The Children’s Garden at Smiley Park

This past weekend, my wife Mindy and I traveled to northwest Ohio to visit Kylee and Romie Baumle during the Van Wert Peony Festival. I’ve been meaning to visit Kylee since last fall when we had a friendly bulb-planting competition, but our schedules didn’t coincide until now. It was a wonderful visit that included garden tours, a small town parade, and lots of conversation about plants and the people we’ve met through our garden blogs.

I plan to write several posts about the trip, but wanted to start with the Children’s Garden at Smiley Park in Van Wert. The garden is a project of the Van Wert County Master Gardeners, and its biggest proponent and supporter is none other than Kylee’s mother, Louise Hartwig.

Louise met us at the entrance to the garden, where she’d been working in the mid-day heat and humidity. We’d had the chance to meet Louise earlier this year at the Chicago Flower & Garden Show, so weren’t surprised that she has played a large part in making the Smiley Park Children’s Garden a success.

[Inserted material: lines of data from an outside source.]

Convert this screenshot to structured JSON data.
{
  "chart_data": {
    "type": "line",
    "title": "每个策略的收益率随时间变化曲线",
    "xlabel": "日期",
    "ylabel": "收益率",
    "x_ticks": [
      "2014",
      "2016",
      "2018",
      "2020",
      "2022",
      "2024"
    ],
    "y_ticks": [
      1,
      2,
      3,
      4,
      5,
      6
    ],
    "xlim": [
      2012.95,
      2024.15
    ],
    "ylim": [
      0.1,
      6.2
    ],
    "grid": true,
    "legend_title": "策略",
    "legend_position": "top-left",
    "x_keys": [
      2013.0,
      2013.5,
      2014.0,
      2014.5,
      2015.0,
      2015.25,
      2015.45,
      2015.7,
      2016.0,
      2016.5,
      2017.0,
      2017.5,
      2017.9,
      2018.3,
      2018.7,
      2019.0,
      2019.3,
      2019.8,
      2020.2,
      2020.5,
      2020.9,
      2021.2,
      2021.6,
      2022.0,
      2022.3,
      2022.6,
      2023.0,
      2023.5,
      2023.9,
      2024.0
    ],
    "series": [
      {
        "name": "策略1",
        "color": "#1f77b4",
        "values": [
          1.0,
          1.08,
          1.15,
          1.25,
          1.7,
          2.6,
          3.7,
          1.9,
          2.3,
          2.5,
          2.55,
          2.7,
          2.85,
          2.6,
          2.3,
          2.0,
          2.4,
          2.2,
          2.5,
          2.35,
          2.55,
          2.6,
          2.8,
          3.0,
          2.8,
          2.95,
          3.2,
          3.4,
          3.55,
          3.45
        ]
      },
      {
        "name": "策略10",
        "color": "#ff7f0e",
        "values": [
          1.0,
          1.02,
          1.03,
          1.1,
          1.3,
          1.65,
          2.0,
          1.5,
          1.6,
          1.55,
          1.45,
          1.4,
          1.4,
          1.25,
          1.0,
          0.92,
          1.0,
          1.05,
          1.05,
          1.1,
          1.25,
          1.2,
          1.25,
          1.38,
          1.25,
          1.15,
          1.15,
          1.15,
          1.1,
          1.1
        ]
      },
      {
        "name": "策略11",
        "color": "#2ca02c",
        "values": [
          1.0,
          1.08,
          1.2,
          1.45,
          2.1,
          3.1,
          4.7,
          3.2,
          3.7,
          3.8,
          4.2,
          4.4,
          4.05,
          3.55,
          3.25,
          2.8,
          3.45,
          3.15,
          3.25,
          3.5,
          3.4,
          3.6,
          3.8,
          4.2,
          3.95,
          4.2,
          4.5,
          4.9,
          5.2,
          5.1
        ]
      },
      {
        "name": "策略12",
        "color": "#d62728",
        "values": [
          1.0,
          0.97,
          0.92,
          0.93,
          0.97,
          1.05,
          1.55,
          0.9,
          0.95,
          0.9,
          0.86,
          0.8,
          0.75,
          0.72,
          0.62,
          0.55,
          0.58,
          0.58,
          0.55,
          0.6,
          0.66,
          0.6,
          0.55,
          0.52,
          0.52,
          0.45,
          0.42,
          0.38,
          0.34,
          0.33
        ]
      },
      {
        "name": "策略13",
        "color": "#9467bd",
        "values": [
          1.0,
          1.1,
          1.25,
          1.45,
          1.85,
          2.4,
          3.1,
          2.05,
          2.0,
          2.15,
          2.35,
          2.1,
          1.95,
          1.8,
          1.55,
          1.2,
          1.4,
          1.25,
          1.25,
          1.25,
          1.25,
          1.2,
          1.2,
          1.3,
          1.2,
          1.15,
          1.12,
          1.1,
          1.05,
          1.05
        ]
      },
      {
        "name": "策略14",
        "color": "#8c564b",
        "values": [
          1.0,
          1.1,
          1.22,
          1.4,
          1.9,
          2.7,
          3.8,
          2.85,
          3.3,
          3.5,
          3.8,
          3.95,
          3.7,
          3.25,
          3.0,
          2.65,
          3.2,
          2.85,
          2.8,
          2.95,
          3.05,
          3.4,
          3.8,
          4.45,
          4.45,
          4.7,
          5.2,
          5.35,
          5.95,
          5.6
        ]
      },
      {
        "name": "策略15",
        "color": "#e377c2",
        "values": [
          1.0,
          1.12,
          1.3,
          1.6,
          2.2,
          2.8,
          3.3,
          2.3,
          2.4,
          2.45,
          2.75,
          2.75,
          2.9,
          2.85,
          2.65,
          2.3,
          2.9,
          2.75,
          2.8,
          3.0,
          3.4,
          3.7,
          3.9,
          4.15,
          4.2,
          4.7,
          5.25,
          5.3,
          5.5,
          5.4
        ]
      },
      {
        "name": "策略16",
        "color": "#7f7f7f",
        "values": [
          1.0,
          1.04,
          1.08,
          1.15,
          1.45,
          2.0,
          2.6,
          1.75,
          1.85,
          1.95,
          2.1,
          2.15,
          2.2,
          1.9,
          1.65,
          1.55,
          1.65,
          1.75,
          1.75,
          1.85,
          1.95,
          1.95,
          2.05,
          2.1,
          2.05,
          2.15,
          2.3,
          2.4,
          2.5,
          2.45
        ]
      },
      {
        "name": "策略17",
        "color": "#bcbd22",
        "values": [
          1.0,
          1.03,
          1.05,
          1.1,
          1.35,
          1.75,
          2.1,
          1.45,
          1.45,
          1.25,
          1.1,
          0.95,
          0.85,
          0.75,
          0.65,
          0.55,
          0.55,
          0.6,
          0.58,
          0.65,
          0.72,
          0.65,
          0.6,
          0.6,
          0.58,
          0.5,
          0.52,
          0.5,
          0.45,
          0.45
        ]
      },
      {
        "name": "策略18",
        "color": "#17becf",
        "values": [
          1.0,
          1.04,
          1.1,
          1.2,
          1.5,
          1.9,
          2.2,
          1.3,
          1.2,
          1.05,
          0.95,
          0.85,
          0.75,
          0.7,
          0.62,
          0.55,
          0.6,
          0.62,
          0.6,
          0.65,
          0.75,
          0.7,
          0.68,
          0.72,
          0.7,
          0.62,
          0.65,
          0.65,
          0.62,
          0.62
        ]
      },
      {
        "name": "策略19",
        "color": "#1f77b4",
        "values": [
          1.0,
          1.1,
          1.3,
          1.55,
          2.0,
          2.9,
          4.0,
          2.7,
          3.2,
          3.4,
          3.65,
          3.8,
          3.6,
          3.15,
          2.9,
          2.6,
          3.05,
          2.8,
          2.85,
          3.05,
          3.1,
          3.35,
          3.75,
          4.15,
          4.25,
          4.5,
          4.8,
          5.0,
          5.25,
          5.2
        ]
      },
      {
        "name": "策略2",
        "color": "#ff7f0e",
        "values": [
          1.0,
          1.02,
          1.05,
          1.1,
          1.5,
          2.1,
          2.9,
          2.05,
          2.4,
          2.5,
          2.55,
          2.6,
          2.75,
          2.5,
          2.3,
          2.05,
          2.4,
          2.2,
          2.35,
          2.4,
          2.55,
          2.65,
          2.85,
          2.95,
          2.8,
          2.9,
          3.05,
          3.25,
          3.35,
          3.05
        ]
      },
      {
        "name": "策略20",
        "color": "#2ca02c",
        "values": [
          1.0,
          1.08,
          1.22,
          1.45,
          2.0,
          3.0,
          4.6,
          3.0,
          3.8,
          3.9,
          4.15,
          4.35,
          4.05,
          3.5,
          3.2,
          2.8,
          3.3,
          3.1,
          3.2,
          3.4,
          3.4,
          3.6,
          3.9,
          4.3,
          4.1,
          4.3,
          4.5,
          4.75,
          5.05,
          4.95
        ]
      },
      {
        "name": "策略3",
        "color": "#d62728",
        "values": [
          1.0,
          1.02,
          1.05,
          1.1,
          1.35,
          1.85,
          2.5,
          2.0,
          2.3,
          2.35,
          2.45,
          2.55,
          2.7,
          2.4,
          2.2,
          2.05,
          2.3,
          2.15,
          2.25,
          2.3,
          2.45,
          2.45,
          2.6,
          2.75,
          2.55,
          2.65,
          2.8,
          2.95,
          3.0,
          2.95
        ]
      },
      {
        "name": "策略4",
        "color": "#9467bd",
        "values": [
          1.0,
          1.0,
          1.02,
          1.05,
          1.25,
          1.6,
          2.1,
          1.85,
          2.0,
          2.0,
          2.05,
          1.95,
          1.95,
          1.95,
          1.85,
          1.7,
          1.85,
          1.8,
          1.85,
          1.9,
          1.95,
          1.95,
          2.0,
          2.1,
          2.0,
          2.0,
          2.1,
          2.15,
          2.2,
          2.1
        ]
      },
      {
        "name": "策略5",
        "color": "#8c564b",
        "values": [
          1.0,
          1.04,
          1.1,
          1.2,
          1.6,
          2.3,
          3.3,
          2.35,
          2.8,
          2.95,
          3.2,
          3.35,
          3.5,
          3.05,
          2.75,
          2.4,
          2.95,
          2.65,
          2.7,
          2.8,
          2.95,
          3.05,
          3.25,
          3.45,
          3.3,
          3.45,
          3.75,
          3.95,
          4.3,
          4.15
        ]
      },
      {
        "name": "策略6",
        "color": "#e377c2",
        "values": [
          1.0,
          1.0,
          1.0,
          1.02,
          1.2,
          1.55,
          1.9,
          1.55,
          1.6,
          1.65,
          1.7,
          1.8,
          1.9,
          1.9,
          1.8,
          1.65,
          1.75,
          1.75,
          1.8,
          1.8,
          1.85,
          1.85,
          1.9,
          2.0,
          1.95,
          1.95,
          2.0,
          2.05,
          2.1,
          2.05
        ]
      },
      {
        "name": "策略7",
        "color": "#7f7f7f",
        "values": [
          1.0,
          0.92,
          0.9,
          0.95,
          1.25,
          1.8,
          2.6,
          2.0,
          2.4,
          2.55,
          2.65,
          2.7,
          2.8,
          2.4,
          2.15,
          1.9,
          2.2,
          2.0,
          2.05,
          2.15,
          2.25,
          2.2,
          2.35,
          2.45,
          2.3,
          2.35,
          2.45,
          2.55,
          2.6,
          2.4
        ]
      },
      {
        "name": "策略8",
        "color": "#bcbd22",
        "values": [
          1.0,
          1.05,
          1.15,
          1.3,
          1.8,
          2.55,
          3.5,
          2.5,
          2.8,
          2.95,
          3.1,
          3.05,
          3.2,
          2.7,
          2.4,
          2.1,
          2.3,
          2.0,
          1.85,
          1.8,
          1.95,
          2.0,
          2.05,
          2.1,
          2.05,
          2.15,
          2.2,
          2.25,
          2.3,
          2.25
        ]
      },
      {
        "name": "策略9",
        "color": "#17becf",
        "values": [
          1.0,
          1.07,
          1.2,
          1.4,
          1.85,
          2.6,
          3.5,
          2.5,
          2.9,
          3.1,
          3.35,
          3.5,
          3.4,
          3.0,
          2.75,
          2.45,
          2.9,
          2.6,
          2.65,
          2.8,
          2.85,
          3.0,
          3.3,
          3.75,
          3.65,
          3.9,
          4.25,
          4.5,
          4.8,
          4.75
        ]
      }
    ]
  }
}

She proudly pointed out that the funding to support the garden was entirely private monetary donations or donations of goods and services from local businesses.

I was instantly impressed by the flowing lines of the garden, the use of bright colors, and variety of plants and structures to engage the children who visit. The garden is open to the public on a daily basis, but is also used for scheduled workshops and educational opportunities for the community.

The Butterfly House sits directly down the main path from the entrance. Painted bright pink and chartreuse, it brightly stands out from the surrounding garden, but is complemented perfectly by Petunia and Lysimachia in the window boxes. Built at a child’s scale, we adults had to duck to enter the house.

The backside of the butterfly house is screened to let in light and air and to keep the butterflies inside. Butterfly-attracting plants such as this Lantana are planted inside the house as food for the butterflies. There were no butterflies during our visit. The butterfly house is one of the main focal points of the garden, but also a microcosm of the challenges the garden faces as a public space. At one point after the butterfly house was installed, vandals broke through the screens and smashed every butterfly and chrysalis in the house. This incident and others have led to security cameras being installed throughout the garden.

One of my favorite spots in the the garden was a small area called Melody’s Secret Garden, where an arched entranceway covered by a climbing rose welcomes visitors to a mulched oval that includes two weeping mulberries. As I climbed in under the low-hanging branches, the famous children’s song and nursery rhyme Here We Go Round the Mulberry Bush kept echoing through my head.

On the backside of the butterfly house is perhaps the most clever use of boxwood I’ve ever seen. With the addition of a few colored pipes, this undulating boxwood hedge morphs into a caterpillar garden.

Louise has been able to get plants for the garden from a variety of sources, but there is a common thread. There’s not a boring plant in the garden. A rainbow of colors and sensory overload of textures keep the eye moving from place to place — essential for keeping the interest of small children.

The plants aren’t the only points of interest. Statuary serves as visual interest for visitors both young and old. Roscoe the Rhino stands guard in the International Garden.

As I mentioned to Louise several times as she gave me a personal tour of all the areas of the garden, I was thoroughly impressed that a town the size of Van Wert could support such a huge endeavior as the Children’s Garden at Smiley Park. That support is largely due to the efforts of Louise Hartwig, who has deftly and tirelessly worked to make the garden what it is today.